Turkish sociologist Ayse Bugra (C,L) wife of jailed civil society leader Osman Kavala, attends a press briefing at the end of the trial at Istanbul courthouse on November 26, 2021, as the Turkish court kept the civil society leader in jail. AFP
"Out of respect for the ongoing judicial process, we invite the Council of Europe to avoid taking a decision which will qualify as interference with the independent judiciary," the Turkish foreign ministry said in a statement.
Osman Kavala, a 64-year-old civil society leader and businessman, has languished in jail without being convicted for more than four years, accused of financing 2013 anti-government protests and playing a role in the 2016 coup attempt.
He denies the charges and has remained in prison despite a December 2019 ruling by the European Court of Human Rights (ECHR), which comes under the Council of Europe.
The rights body's committee of ministers, which is responsible for overseeing the implementation of ECHR judgements, began meeting between November 30 and December 2.
The committee of ministers has this week considered whether to launch infringement proceedings against Turkey over the failure to release Kavala last month.

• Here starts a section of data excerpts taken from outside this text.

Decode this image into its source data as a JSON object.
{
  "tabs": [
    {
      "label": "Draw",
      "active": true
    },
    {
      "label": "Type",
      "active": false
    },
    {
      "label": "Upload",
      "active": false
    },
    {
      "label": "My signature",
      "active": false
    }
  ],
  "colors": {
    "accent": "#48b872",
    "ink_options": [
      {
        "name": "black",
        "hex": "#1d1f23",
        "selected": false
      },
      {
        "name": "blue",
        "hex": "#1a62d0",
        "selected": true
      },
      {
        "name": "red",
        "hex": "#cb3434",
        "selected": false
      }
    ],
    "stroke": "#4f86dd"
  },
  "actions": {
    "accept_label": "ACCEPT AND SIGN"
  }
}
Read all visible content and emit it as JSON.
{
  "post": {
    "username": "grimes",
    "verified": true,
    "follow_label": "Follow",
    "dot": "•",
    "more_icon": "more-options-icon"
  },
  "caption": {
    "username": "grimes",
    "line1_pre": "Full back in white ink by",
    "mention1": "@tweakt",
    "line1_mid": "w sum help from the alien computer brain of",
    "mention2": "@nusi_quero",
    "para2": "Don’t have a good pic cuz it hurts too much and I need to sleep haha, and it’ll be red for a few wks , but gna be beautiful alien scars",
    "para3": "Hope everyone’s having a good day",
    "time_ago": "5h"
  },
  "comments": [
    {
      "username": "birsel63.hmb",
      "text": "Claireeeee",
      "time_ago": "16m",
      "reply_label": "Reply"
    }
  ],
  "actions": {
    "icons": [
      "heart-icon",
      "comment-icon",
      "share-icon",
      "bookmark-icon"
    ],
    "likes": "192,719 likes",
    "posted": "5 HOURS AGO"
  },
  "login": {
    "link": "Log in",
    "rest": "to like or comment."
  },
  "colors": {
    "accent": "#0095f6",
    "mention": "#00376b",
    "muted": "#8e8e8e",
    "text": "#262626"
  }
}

An Istanbul court ordered Kavala to stay in jail on November 26, even after his case led to a diplomatic standoff between Turkey and 10 Western embassies including the US.
There were unconfirmed reports on Thursday that the Council of Europe agreed to launch proceedings against Turkey, after which the ministry issued the strong statement.
The Council of Europe had taken on an "inconsistent approach by insisting on keeping the decision on Kavala on the agenda," the ministry said.
"It first of all damages the Council of Europe itself that the existing mechanisms... are used against certain countries based on political concerns, not according to a legal and fair understanding," it said.